Reduce, Repair, Reuse… Le troisième précepte du zéro déchet nous pose une invitation intéressante: et si nos déchets avaient encore de la vie devant eux? Comme des grand-parents qui ont des tonnes de savoirs à nous offrir, nos objets qu’on croient dépassés ou usés ont bien souvent un potentiel inestimé et peuvent vivre une seconde vie.

Cela nécessite au départ une petite voix qui nous crie dans la tête, au moment où l’on s’apprête à lâcher ce “déchet” dans une poubelle: et si tu pouvais en tirer encore quelque chose?

On peut s’en servir pour la même chose !

Tout d’abord, il y a la fin de vie réelle ou la fin de vie perçue. L’obsolescence marketing nous dit qu’un iphone 26 n’est qu’un ancêtre démodé du 27 et qu’on ferait bien de penser à en changer. Elle touche au fondement de notre économie: la consommation alimentée par la publicité. Alors que l’obsolescence programmée est intrinsèque à l’objet vendu, du fait même du choix du fabricant.

C’est un choix du consommateur qui peut refuser de considérer qu’un objet est forcément à remplacer sous prétexte qu’il en existe de plus récents.

Ensuite, on peut réparer ou changer sa batterie de téléphone, ses jantes ou son dérailleur de vélo pour allonger la durée de vie de nos objets. Il existe des tutoriels pour apprendre à le faire soi-même et aussi de tas d’offres de réparation qui font vivre des gens, à proximité de chez-soi.

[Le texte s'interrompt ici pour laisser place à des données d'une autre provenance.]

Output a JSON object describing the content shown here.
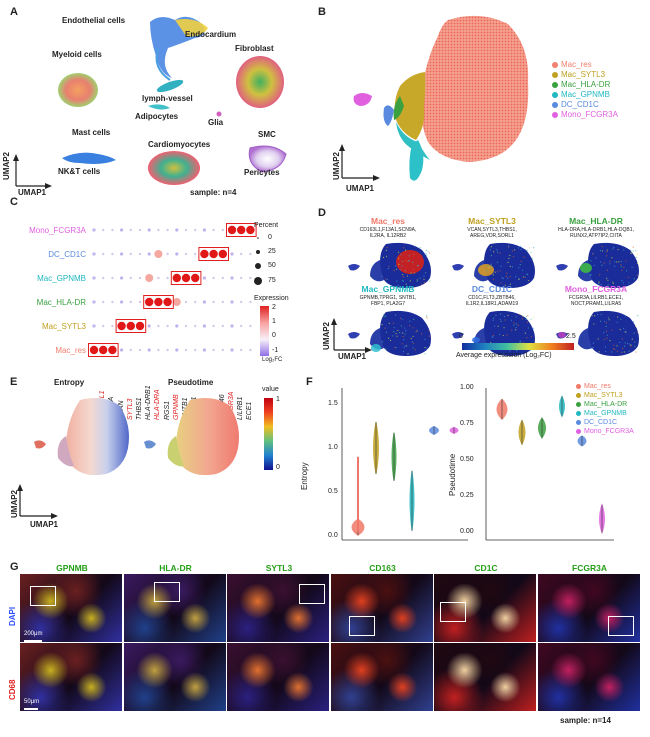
{
  "panels": {
    "a": "A",
    "b": "B",
    "c": "C",
    "d": "D",
    "e": "E",
    "f": "F",
    "g": "G"
  },
  "panelA": {
    "clusters": [
      "Endothelial cells",
      "Endocardium",
      "Myeloid cells",
      "Fibroblast",
      "lymph-vessel",
      "Adipocytes",
      "Glia",
      "Mast cells",
      "SMC",
      "NK&T cells",
      "Cardiomyocytes",
      "Pericytes"
    ],
    "xaxis": "UMAP1",
    "yaxis": "UMAP2",
    "sample": "sample: n=4"
  },
  "panelB": {
    "xaxis": "UMAP1",
    "yaxis": "UMAP2",
    "legend": [
      {
        "label": "Mac_res",
        "color": "#f08070"
      },
      {
        "label": "Mac_SYTL3",
        "color": "#c0a020"
      },
      {
        "label": "Mac_HLA-DR",
        "color": "#3aa040"
      },
      {
        "label": "Mac_GPNMB",
        "color": "#20b8c0"
      },
      {
        "label": "DC_CD1C",
        "color": "#5a8ae0"
      },
      {
        "label": "Mono_FCGR3A",
        "color": "#e060e0"
      }
    ]
  },
  "panelC": {
    "rows": [
      {
        "label": "Mono_FCGR3A",
        "color": "#e060e0"
      },
      {
        "label": "DC_CD1C",
        "color": "#5a8ae0"
      },
      {
        "label": "Mac_GPNMB",
        "color": "#20b8c0"
      },
      {
        "label": "Mac_HLA-DR",
        "color": "#3aa040"
      },
      {
        "label": "Mac_SYTL3",
        "color": "#c0a020"
      },
      {
        "label": "Mac_res",
        "color": "#f08070"
      }
    ],
    "genes": [
      {
        "name": "F13A1",
        "red": false
      },
      {
        "name": "CD163L1",
        "red": true
      },
      {
        "name": "SCN9A",
        "red": false
      },
      {
        "name": "VCAN",
        "red": false
      },
      {
        "name": "SYTL3",
        "red": true
      },
      {
        "name": "THBS1",
        "red": false
      },
      {
        "name": "HLA-DRB1",
        "red": false
      },
      {
        "name": "HLA-DRA",
        "red": true
      },
      {
        "name": "RGS1",
        "red": false
      },
      {
        "name": "GPNMB",
        "red": true
      },
      {
        "name": "SNTB1",
        "red": false
      },
      {
        "name": "TPRG1",
        "red": false
      },
      {
        "name": "FLT3",
        "red": false
      },
      {
        "name": "CD1C",
        "red": true
      },
      {
        "name": "ZBTB46",
        "red": false
      },
      {
        "name": "FCGR3A",
        "red": true
      },
      {
        "name": "LILRB1",
        "red": false
      },
      {
        "name": "ECE1",
        "red": false
      }
    ],
    "percent_title": "Percent",
    "percent_values": [
      "0",
      "25",
      "50",
      "75"
    ],
    "expr_title": "Expression",
    "expr_ticks": [
      "2",
      "1",
      "0",
      "-1"
    ],
    "expr_unit": "Log₂FC"
  },
  "panelD": {
    "groups": [
      {
        "title": "Mac_res",
        "color": "#f07868",
        "genes": "CD163L1,F13A1,SCN9A,\nIL2RA, IL12RB2"
      },
      {
        "title": "Mac_SYTL3",
        "color": "#c0a020",
        "genes": "VCAN,SYTL3,THBS1,\nAREG,VDR,SORL1"
      },
      {
        "title": "Mac_HLA-DR",
        "color": "#3aa040",
        "genes": "HLA-DRA,HLA-DRB1,HLA-DQB1,\nRUNX2,ATP7IP2,CIITA"
      },
      {
        "title": "Mac_GPNMB",
        "color": "#20b8c0",
        "genes": "GPNMB,TPRG1, SNTB1,\nFBP1, PLA2G7"
      },
      {
        "title": "DC_CD1C",
        "color": "#5a8ae0",
        "genes": "CD1C,FLT3,ZBTB46,\nIL1R2,IL18R1,ADAM19"
      },
      {
        "title": "Mono_FCGR3A",
        "color": "#e060e0",
        "genes": "FCGR3A,LILRB1,ECE1,\nNOCT,PRAM1,LILRA5"
      }
    ],
    "xaxis": "UMAP1",
    "yaxis": "UMAP2",
    "cbar_min": "0",
    "cbar_max": "2.5",
    "cbar_label": "Average expresssion (Log₂FC)"
  },
  "panelE": {
    "entropy": "Entropy",
    "pseudotime": "Pseudotime",
    "value": "value",
    "vmax": "1",
    "vmin": "0",
    "xaxis": "UMAP1",
    "yaxis": "UMAP2"
  },
  "panelF": {
    "ylab1": "Entropy",
    "ylab2": "Pseudotime",
    "ticks1": [
      "1.5",
      "1.0",
      "0.5",
      "0.0"
    ],
    "ticks2": [
      "1.00",
      "0.75",
      "0.50",
      "0.25",
      "0.00"
    ],
    "legend": [
      {
        "label": "Mac_res",
        "color": "#f07868"
      },
      {
        "label": "Mac_SYTL3",
        "color": "#c0a020"
      },
      {
        "label": "Mac_HLA-DR",
        "color": "#3aa040"
      },
      {
        "label": "Mac_GPNMB",
        "color": "#20b8c0"
      },
      {
        "label": "DC_CD1C",
        "color": "#5a8ae0"
      },
      {
        "label": "Mono_FCGR3A",
        "color": "#e060e0"
      }
    ]
  },
  "panelG": {
    "markers": [
      "GPNMB",
      "HLA-DR",
      "SYTL3",
      "CD163",
      "CD1C",
      "FCGR3A"
    ],
    "dapi": "DAPI",
    "cd68": "CD68",
    "scale1": "200μm",
    "scale2": "50μm",
    "sample": "sample: n=14"
  }
}
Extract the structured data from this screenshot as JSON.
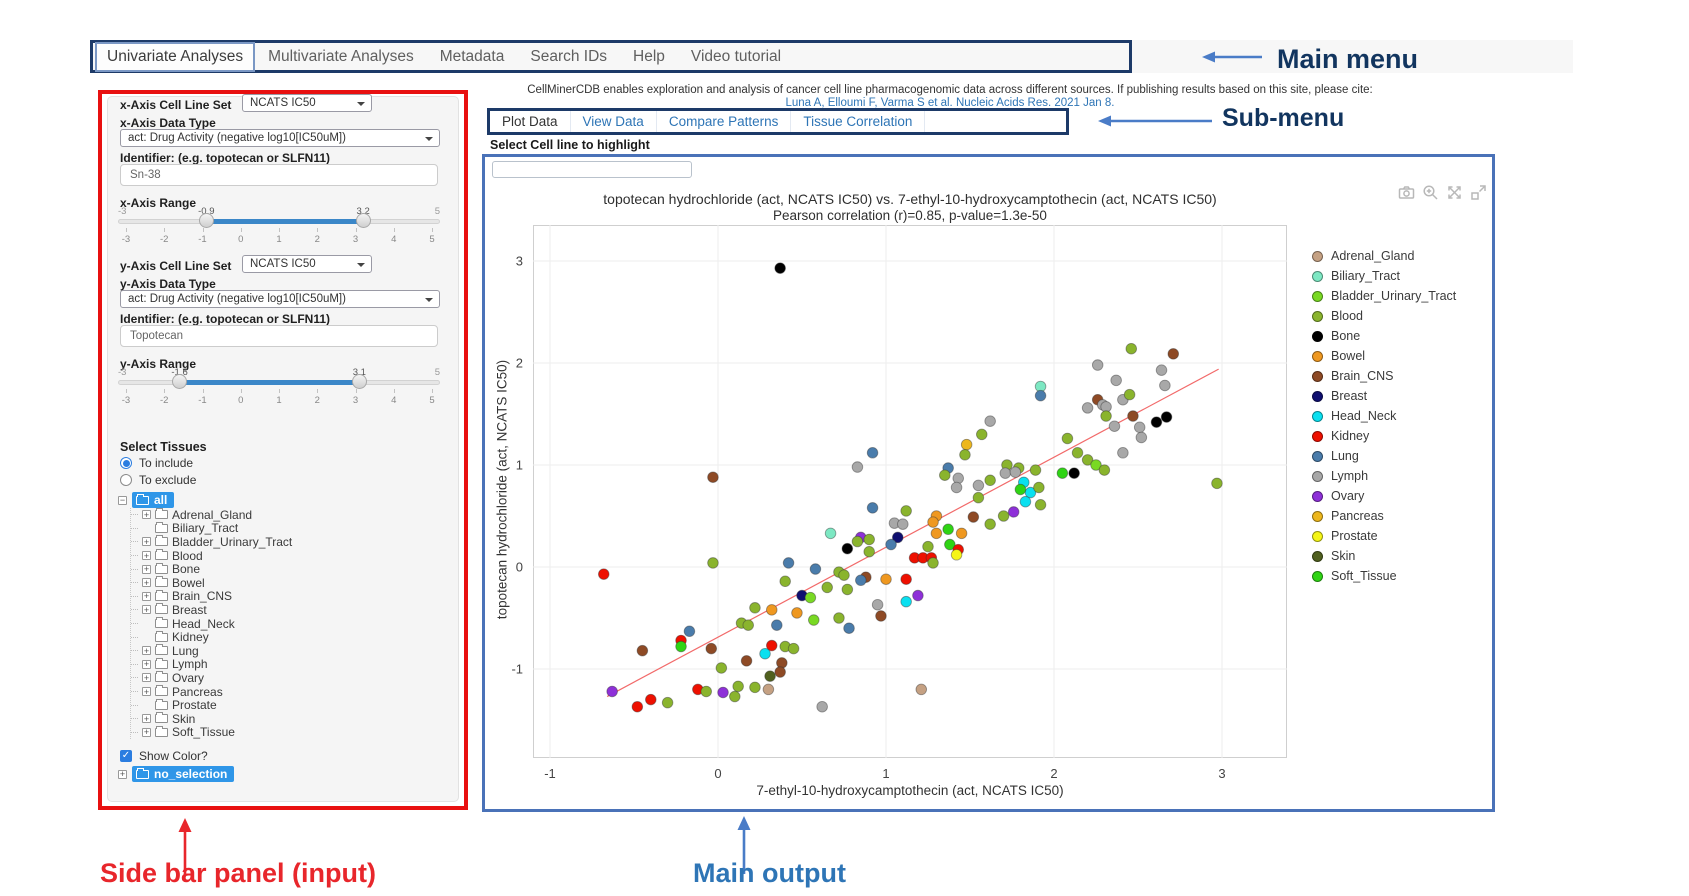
{
  "annotations": {
    "main_menu": "Main menu",
    "sub_menu": "Sub-menu",
    "sidebar": "Side bar panel (input)",
    "main_output": "Main output"
  },
  "main_menu": {
    "items": [
      {
        "label": "Univariate Analyses",
        "active": true
      },
      {
        "label": "Multivariate Analyses",
        "active": false
      },
      {
        "label": "Metadata",
        "active": false
      },
      {
        "label": "Search IDs",
        "active": false
      },
      {
        "label": "Help",
        "active": false
      },
      {
        "label": "Video tutorial",
        "active": false
      }
    ]
  },
  "citation": {
    "line1": "CellMinerCDB enables exploration and analysis of cancer cell line pharmacogenomic data across different sources. If publishing results based on this site, please cite:",
    "link": "Luna A, Elloumi F, Varma S et al. Nucleic Acids Res. 2021 Jan 8."
  },
  "sub_menu": {
    "tabs": [
      {
        "label": "Plot Data",
        "active": true
      },
      {
        "label": "View Data",
        "active": false
      },
      {
        "label": "Compare Patterns",
        "active": false
      },
      {
        "label": "Tissue Correlation",
        "active": false
      }
    ]
  },
  "highlight": {
    "label": "Select Cell line to highlight",
    "value": ""
  },
  "sidebar": {
    "x_axis": {
      "cell_line_set_label": "x-Axis Cell Line Set",
      "cell_line_set_value": "NCATS IC50",
      "data_type_label": "x-Axis Data Type",
      "data_type_value": "act: Drug Activity (negative log10[IC50uM])",
      "identifier_label": "Identifier: (e.g. topotecan or SLFN11)",
      "identifier_value": "Sn-38",
      "range_label": "x-Axis Range",
      "range": {
        "min": -3,
        "max": 5,
        "from": -0.9,
        "to": 3.2,
        "ticks": [
          -3,
          -2,
          -1,
          0,
          1,
          2,
          3,
          4,
          5
        ]
      }
    },
    "y_axis": {
      "cell_line_set_label": "y-Axis Cell Line Set",
      "cell_line_set_value": "NCATS IC50",
      "data_type_label": "y-Axis Data Type",
      "data_type_value": "act: Drug Activity (negative log10[IC50uM])",
      "identifier_label": "Identifier: (e.g. topotecan or SLFN11)",
      "identifier_value": "Topotecan",
      "range_label": "y-Axis Range",
      "range": {
        "min": -3,
        "max": 5,
        "from": -1.6,
        "to": 3.1,
        "ticks": [
          -3,
          -2,
          -1,
          0,
          1,
          2,
          3,
          4,
          5
        ]
      }
    },
    "tissues": {
      "label": "Select Tissues",
      "include_label": "To include",
      "exclude_label": "To exclude",
      "include_selected": true,
      "root": "all",
      "items": [
        {
          "name": "Adrenal_Gland",
          "expandable": true
        },
        {
          "name": "Biliary_Tract",
          "expandable": false
        },
        {
          "name": "Bladder_Urinary_Tract",
          "expandable": true
        },
        {
          "name": "Blood",
          "expandable": true
        },
        {
          "name": "Bone",
          "expandable": true
        },
        {
          "name": "Bowel",
          "expandable": true
        },
        {
          "name": "Brain_CNS",
          "expandable": true
        },
        {
          "name": "Breast",
          "expandable": true
        },
        {
          "name": "Head_Neck",
          "expandable": false
        },
        {
          "name": "Kidney",
          "expandable": false
        },
        {
          "name": "Lung",
          "expandable": true
        },
        {
          "name": "Lymph",
          "expandable": true
        },
        {
          "name": "Ovary",
          "expandable": true
        },
        {
          "name": "Pancreas",
          "expandable": true
        },
        {
          "name": "Prostate",
          "expandable": false
        },
        {
          "name": "Skin",
          "expandable": true
        },
        {
          "name": "Soft_Tissue",
          "expandable": true
        }
      ],
      "show_color_label": "Show Color?",
      "show_color_checked": true,
      "selection_node": "no_selection"
    }
  },
  "plot": {
    "modebar_icons": [
      "camera-icon",
      "zoom-icon",
      "pan-icon",
      "autoscale-icon"
    ]
  },
  "chart_data": {
    "type": "scatter",
    "title": "topotecan hydrochloride (act, NCATS IC50) vs. 7-ethyl-10-hydroxycamptothecin (act, NCATS IC50)",
    "subtitle": "Pearson correlation (r)=0.85, p-value=1.3e-50",
    "xlabel": "7-ethyl-10-hydroxycamptothecin (act, NCATS IC50)",
    "ylabel": "topotecan hydrochloride (act, NCATS IC50)",
    "x_ticks": [
      -1,
      0,
      1,
      2,
      3
    ],
    "y_ticks": [
      -1,
      0,
      1,
      2,
      3
    ],
    "xlim": [
      -1.1,
      3.38
    ],
    "ylim": [
      -1.87,
      3.35
    ],
    "grid": true,
    "legend_position": "right",
    "regression_line": {
      "x1": -0.66,
      "y1": -1.27,
      "x2": 2.98,
      "y2": 1.94,
      "color": "#f26a6a"
    },
    "legend": [
      {
        "name": "Adrenal_Gland",
        "color": "#c5a183"
      },
      {
        "name": "Biliary_Tract",
        "color": "#7de8c3"
      },
      {
        "name": "Bladder_Urinary_Tract",
        "color": "#79d923"
      },
      {
        "name": "Blood",
        "color": "#8ab42d"
      },
      {
        "name": "Bone",
        "color": "#000000"
      },
      {
        "name": "Bowel",
        "color": "#ef9820"
      },
      {
        "name": "Brain_CNS",
        "color": "#8e4a25"
      },
      {
        "name": "Breast",
        "color": "#0f0f70"
      },
      {
        "name": "Head_Neck",
        "color": "#0ae0f0"
      },
      {
        "name": "Kidney",
        "color": "#ee1000"
      },
      {
        "name": "Lung",
        "color": "#4a7cab"
      },
      {
        "name": "Lymph",
        "color": "#a8a8a8"
      },
      {
        "name": "Ovary",
        "color": "#8e30d8"
      },
      {
        "name": "Pancreas",
        "color": "#edb71c"
      },
      {
        "name": "Prostate",
        "color": "#f5f516"
      },
      {
        "name": "Skin",
        "color": "#50601f"
      },
      {
        "name": "Soft_Tissue",
        "color": "#2fd414"
      }
    ],
    "points": [
      [
        0.37,
        2.93,
        "Bone"
      ],
      [
        2.46,
        2.14,
        "Blood"
      ],
      [
        2.71,
        2.09,
        "Brain_CNS"
      ],
      [
        2.26,
        1.98,
        "Lymph"
      ],
      [
        2.64,
        1.93,
        "Lymph"
      ],
      [
        2.37,
        1.83,
        "Lymph"
      ],
      [
        2.66,
        1.78,
        "Lymph"
      ],
      [
        1.92,
        1.77,
        "Biliary_Tract"
      ],
      [
        1.92,
        1.68,
        "Lung"
      ],
      [
        2.26,
        1.64,
        "Brain_CNS"
      ],
      [
        2.29,
        1.59,
        "Lymph"
      ],
      [
        2.2,
        1.56,
        "Lymph"
      ],
      [
        2.31,
        1.57,
        "Lymph"
      ],
      [
        2.41,
        1.64,
        "Lymph"
      ],
      [
        2.45,
        1.69,
        "Blood"
      ],
      [
        2.31,
        1.48,
        "Blood"
      ],
      [
        2.47,
        1.48,
        "Brain_CNS"
      ],
      [
        2.61,
        1.42,
        "Bone"
      ],
      [
        2.67,
        1.47,
        "Bone"
      ],
      [
        2.51,
        1.37,
        "Lymph"
      ],
      [
        2.52,
        1.27,
        "Lymph"
      ],
      [
        2.36,
        1.38,
        "Lymph"
      ],
      [
        2.08,
        1.26,
        "Blood"
      ],
      [
        2.41,
        1.12,
        "Lymph"
      ],
      [
        2.14,
        1.12,
        "Blood"
      ],
      [
        2.2,
        1.05,
        "Blood"
      ],
      [
        2.25,
        1.0,
        "Bladder_Urinary_Tract"
      ],
      [
        2.3,
        0.95,
        "Blood"
      ],
      [
        1.72,
        1.0,
        "Blood"
      ],
      [
        1.79,
        0.97,
        "Blood"
      ],
      [
        1.89,
        0.95,
        "Blood"
      ],
      [
        1.71,
        0.92,
        "Lymph"
      ],
      [
        1.77,
        0.93,
        "Lymph"
      ],
      [
        2.12,
        0.92,
        "Bone"
      ],
      [
        2.05,
        0.92,
        "Soft_Tissue"
      ],
      [
        1.82,
        0.83,
        "Head_Neck"
      ],
      [
        1.86,
        0.73,
        "Head_Neck"
      ],
      [
        1.8,
        0.76,
        "Soft_Tissue"
      ],
      [
        1.83,
        0.64,
        "Head_Neck"
      ],
      [
        1.76,
        0.54,
        "Ovary"
      ],
      [
        1.91,
        0.78,
        "Blood"
      ],
      [
        1.92,
        0.61,
        "Blood"
      ],
      [
        2.97,
        0.82,
        "Blood"
      ],
      [
        1.62,
        1.43,
        "Lymph"
      ],
      [
        1.57,
        1.3,
        "Blood"
      ],
      [
        1.48,
        1.2,
        "Pancreas"
      ],
      [
        1.47,
        1.1,
        "Blood"
      ],
      [
        0.92,
        1.12,
        "Lung"
      ],
      [
        1.37,
        0.97,
        "Lung"
      ],
      [
        0.83,
        0.98,
        "Lymph"
      ],
      [
        -0.03,
        0.88,
        "Brain_CNS"
      ],
      [
        1.43,
        0.87,
        "Lymph"
      ],
      [
        1.62,
        0.85,
        "Blood"
      ],
      [
        1.42,
        0.78,
        "Lymph"
      ],
      [
        1.55,
        0.8,
        "Lymph"
      ],
      [
        1.35,
        0.9,
        "Blood"
      ],
      [
        1.55,
        0.68,
        "Blood"
      ],
      [
        1.12,
        0.55,
        "Blood"
      ],
      [
        1.3,
        0.5,
        "Bowel"
      ],
      [
        1.52,
        0.49,
        "Brain_CNS"
      ],
      [
        1.7,
        0.5,
        "Blood"
      ],
      [
        1.28,
        0.44,
        "Bowel"
      ],
      [
        1.05,
        0.43,
        "Lymph"
      ],
      [
        1.1,
        0.42,
        "Lymph"
      ],
      [
        1.62,
        0.42,
        "Blood"
      ],
      [
        1.37,
        0.37,
        "Soft_Tissue"
      ],
      [
        1.3,
        0.33,
        "Bowel"
      ],
      [
        1.45,
        0.33,
        "Bowel"
      ],
      [
        0.67,
        0.33,
        "Biliary_Tract"
      ],
      [
        0.85,
        0.29,
        "Ovary"
      ],
      [
        0.83,
        0.25,
        "Blood"
      ],
      [
        0.9,
        0.27,
        "Blood"
      ],
      [
        1.07,
        0.29,
        "Breast"
      ],
      [
        1.03,
        0.22,
        "Lung"
      ],
      [
        1.25,
        0.2,
        "Blood"
      ],
      [
        1.38,
        0.22,
        "Soft_Tissue"
      ],
      [
        1.43,
        0.17,
        "Kidney"
      ],
      [
        0.77,
        0.18,
        "Bone"
      ],
      [
        0.9,
        0.15,
        "Blood"
      ],
      [
        1.17,
        0.09,
        "Kidney"
      ],
      [
        1.22,
        0.09,
        "Kidney"
      ],
      [
        1.27,
        0.09,
        "Kidney"
      ],
      [
        1.42,
        0.12,
        "Prostate"
      ],
      [
        1.28,
        0.04,
        "Blood"
      ],
      [
        0.92,
        0.58,
        "Lung"
      ],
      [
        -0.68,
        -0.07,
        "Kidney"
      ],
      [
        -0.03,
        0.04,
        "Blood"
      ],
      [
        0.42,
        0.04,
        "Lung"
      ],
      [
        0.58,
        -0.02,
        "Lung"
      ],
      [
        0.72,
        -0.05,
        "Blood"
      ],
      [
        0.75,
        -0.08,
        "Blood"
      ],
      [
        0.88,
        -0.1,
        "Brain_CNS"
      ],
      [
        0.85,
        -0.13,
        "Lung"
      ],
      [
        1.0,
        -0.12,
        "Bowel"
      ],
      [
        1.12,
        -0.12,
        "Kidney"
      ],
      [
        0.4,
        -0.14,
        "Blood"
      ],
      [
        0.65,
        -0.2,
        "Blood"
      ],
      [
        0.77,
        -0.22,
        "Blood"
      ],
      [
        0.5,
        -0.28,
        "Breast"
      ],
      [
        0.55,
        -0.3,
        "Bladder_Urinary_Tract"
      ],
      [
        1.19,
        -0.28,
        "Ovary"
      ],
      [
        1.12,
        -0.34,
        "Head_Neck"
      ],
      [
        0.95,
        -0.37,
        "Lymph"
      ],
      [
        0.22,
        -0.4,
        "Blood"
      ],
      [
        0.32,
        -0.42,
        "Bowel"
      ],
      [
        0.47,
        -0.45,
        "Bowel"
      ],
      [
        0.97,
        -0.48,
        "Brain_CNS"
      ],
      [
        0.72,
        -0.5,
        "Blood"
      ],
      [
        0.57,
        -0.52,
        "Bladder_Urinary_Tract"
      ],
      [
        0.14,
        -0.55,
        "Blood"
      ],
      [
        0.18,
        -0.57,
        "Blood"
      ],
      [
        0.35,
        -0.57,
        "Lung"
      ],
      [
        0.78,
        -0.6,
        "Lung"
      ],
      [
        -0.17,
        -0.63,
        "Lung"
      ],
      [
        -0.22,
        -0.72,
        "Kidney"
      ],
      [
        -0.22,
        -0.78,
        "Soft_Tissue"
      ],
      [
        0.32,
        -0.77,
        "Kidney"
      ],
      [
        0.4,
        -0.78,
        "Blood"
      ],
      [
        0.45,
        -0.8,
        "Blood"
      ],
      [
        -0.45,
        -0.82,
        "Brain_CNS"
      ],
      [
        -0.04,
        -0.8,
        "Brain_CNS"
      ],
      [
        0.28,
        -0.85,
        "Head_Neck"
      ],
      [
        0.17,
        -0.92,
        "Brain_CNS"
      ],
      [
        0.38,
        -0.94,
        "Brain_CNS"
      ],
      [
        0.02,
        -0.99,
        "Blood"
      ],
      [
        0.37,
        -1.03,
        "Brain_CNS"
      ],
      [
        0.31,
        -1.07,
        "Skin"
      ],
      [
        0.12,
        -1.17,
        "Blood"
      ],
      [
        0.22,
        -1.18,
        "Blood"
      ],
      [
        0.3,
        -1.2,
        "Adrenal_Gland"
      ],
      [
        1.21,
        -1.2,
        "Adrenal_Gland"
      ],
      [
        -0.63,
        -1.22,
        "Ovary"
      ],
      [
        -0.4,
        -1.3,
        "Kidney"
      ],
      [
        -0.12,
        -1.2,
        "Kidney"
      ],
      [
        -0.07,
        -1.22,
        "Blood"
      ],
      [
        0.03,
        -1.23,
        "Ovary"
      ],
      [
        0.1,
        -1.27,
        "Blood"
      ],
      [
        -0.3,
        -1.33,
        "Blood"
      ],
      [
        -0.48,
        -1.37,
        "Kidney"
      ],
      [
        0.62,
        -1.37,
        "Lymph"
      ]
    ]
  }
}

Enfin, et très souvent, il existe de nombreuses belles idées à explorer avant un abandon à la poubelle, de la plus simple à la plus recherchée:

  • Ne me referais-je pas une tasse avec mon sachet (ou ma boule) de thé?
  • Mes sacs en plastique peuvent encore faire des sacs de course ou des sacs poubelle;
  • Ma boîte à oeufs se remplit à nouveau;
  • La boîte en plastique de glace familiale ou celle de mon repas à emporter conserve très bien les aliments et dure des années;
  • Un bocal en verre restera toujours un bocal en verre, je peux changer son contenu initial par mes nouveaux aliments.

Le DIY prend le relai de la récup

Mes meilleurs souvenirs de bricolage ou de couture, quand ils tenaient debout, sont ceux qui ont pu être faits avec les moyens du bord, en récupérant des objets. Au delà du bricolage, on peut aussi faire des choses très jolies avec des objets très communs. Et pour ceci, je n’ai rien trouvé de tel que Pinterest pour dégoter des idées.Tapez-y “Recup cannettes, chambres à air, pince à linge ou même lave linge” et vous trouverez des idées créatives.

Et si vous recherchez des projets de qualité, rejoignez la communauté de OuiAreMakers qui propose des tutoriels extrêmement bien faits pour fabriquer soi-même des objets utiles, bien souvent à partir de récup.

Un métier pour nos déchets

Et enfin, en creusant un peu, et si on n’a pas le temps ou peu d’intérêt pour le bricolage, on trouve des personnes fabuleuses qui savent redonner vie à nos déchets et qui parviennent même à en vivre.

La Vie est Belt, un exemple parmi tant, est notre coup de coeur. Hubert a eu envie de créer son activité sur deux constats : le déchet et la pauvreté. En convertissant son idée et en y mettant de l’énergie, il fait vivre plusieurs personnes à Tourcoing en confectionnant des ceintures, noeuds-papillons, porte-clés et bien d’autres produits à partir de pneus de vélo, chambres à air, tuyaux de pompier.

Le projet La Vie est Belt (@ La Vie est Belt)

Il existe également toute sorte de nouveaux métiers qui se créent de plus en plus: réparateurs, reconditionneurs ou même Emmaüs qui fait un travail formidable à partir des rebuts de notre société.